Relatives of the victims
"In any other country, for example in the United States, Kabobo would have been condemned to a death penalty or life imprisonment. If you think that twenty years in prison in addition to six years for murder is ok, I say that in a normal country it’s not justifiable, “says embittered Andrea Masini, the son of Ermanno.
"I do not blame the judge who was obliged to pronounce this judgment, having to admit the case of insanity and ruling in that regard, but I blame the Italian State which entertains illegal immigrants and does not monitor them," said Masini.
In relation to compensation that the court has granted him, Masini stressed that "my father cannot be compensated, the state should compensate me automatically, and I should not be asking Kabobo who is poor."
Masini noted the decision of the other plaintiffs to sue the Interior Ministry to obtain compensation for the damages suffered, and then said: "The state has defaulted on compensations.

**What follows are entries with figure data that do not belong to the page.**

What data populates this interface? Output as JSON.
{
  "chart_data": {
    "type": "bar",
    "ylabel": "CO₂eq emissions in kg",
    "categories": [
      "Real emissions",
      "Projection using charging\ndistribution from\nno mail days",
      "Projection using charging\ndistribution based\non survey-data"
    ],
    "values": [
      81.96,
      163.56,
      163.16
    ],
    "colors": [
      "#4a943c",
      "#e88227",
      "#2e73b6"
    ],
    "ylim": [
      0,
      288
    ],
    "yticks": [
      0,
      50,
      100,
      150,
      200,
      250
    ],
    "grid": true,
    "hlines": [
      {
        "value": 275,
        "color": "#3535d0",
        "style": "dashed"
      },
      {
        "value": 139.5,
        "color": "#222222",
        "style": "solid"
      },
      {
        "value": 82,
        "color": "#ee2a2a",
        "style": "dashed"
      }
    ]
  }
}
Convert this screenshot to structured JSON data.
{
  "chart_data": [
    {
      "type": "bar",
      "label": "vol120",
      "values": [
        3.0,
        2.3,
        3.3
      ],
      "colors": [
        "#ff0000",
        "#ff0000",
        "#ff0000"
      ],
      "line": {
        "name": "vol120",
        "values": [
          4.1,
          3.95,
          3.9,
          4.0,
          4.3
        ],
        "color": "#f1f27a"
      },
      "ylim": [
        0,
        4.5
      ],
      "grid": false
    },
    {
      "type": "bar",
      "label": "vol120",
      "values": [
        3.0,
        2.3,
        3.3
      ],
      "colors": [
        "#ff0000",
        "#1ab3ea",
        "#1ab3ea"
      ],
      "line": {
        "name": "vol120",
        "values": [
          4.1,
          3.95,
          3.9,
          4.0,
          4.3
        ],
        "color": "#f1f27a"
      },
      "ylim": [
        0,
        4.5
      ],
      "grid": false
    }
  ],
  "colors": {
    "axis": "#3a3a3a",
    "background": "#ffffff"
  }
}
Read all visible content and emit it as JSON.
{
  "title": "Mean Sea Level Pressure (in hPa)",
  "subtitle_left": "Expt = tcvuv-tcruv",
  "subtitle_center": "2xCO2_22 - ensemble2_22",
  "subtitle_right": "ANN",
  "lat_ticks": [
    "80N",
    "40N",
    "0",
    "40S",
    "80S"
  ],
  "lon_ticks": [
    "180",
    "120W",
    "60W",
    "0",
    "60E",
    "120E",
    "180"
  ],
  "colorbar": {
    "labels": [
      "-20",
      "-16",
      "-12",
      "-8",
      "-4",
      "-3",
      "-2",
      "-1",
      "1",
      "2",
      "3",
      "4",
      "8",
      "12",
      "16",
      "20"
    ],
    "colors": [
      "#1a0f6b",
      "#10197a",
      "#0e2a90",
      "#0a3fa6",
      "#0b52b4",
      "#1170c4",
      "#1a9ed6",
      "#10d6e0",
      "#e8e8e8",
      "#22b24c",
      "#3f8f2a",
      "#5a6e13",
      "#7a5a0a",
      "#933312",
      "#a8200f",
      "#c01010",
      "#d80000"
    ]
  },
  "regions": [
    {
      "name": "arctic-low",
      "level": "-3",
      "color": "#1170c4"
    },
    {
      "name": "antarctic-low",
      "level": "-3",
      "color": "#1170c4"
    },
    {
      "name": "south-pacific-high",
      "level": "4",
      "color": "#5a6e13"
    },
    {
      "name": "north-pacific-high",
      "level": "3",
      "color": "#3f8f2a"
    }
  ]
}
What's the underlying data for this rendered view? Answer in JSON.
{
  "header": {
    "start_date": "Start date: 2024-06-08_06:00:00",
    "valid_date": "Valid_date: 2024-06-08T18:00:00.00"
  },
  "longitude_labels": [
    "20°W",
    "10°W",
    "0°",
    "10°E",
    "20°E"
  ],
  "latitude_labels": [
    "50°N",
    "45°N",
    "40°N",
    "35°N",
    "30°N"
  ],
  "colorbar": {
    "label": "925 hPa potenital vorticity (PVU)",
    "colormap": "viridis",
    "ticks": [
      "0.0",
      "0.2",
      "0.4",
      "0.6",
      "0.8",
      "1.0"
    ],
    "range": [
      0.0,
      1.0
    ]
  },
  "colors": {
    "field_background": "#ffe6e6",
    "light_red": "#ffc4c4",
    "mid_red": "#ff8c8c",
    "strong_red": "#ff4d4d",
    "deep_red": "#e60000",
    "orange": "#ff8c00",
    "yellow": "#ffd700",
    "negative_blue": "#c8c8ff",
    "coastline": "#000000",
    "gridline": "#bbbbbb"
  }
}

In a normal country, it should be automatic. I will join in the suit if Kabobo will no longer be out of jail. What has happened is the fault of the state, because my father’s death caused by an illegal immigrant is illogical."
"You only hear and not understand"
"He told me that he feels lonely and does not understand why he is alone in his cell," Nancy Asare, a Ghanaian interpreter who had the opportunity to speak with Adam Kabobo at the hearing told reporters.
"He has a very low literacy level - he said - and did 4-5 years of elementary school, I talked with him a bit in a Ghanaian dialect and English."
The lawyer, Colasuonno Francesca, who with her colleague Benedict Ciccarone served as defence for the Ghanaian in the trial, said: "We explained to Kabobo what happened. We believe that prison is not the place to treat him and we hope that he is transferred. Accept the reasons and then we will go on appeal. "
The defence have pointed out to reporters that their concern in the Supreme Court (hearing set for May 30) would be their plea, rejected in the past by the investigating magistrate and the Review which is to request for the transfer of the Ghanaian from San Vittore prison to a prison psychiatric hospital where the man could be better cared for and undergo "rehabilitation."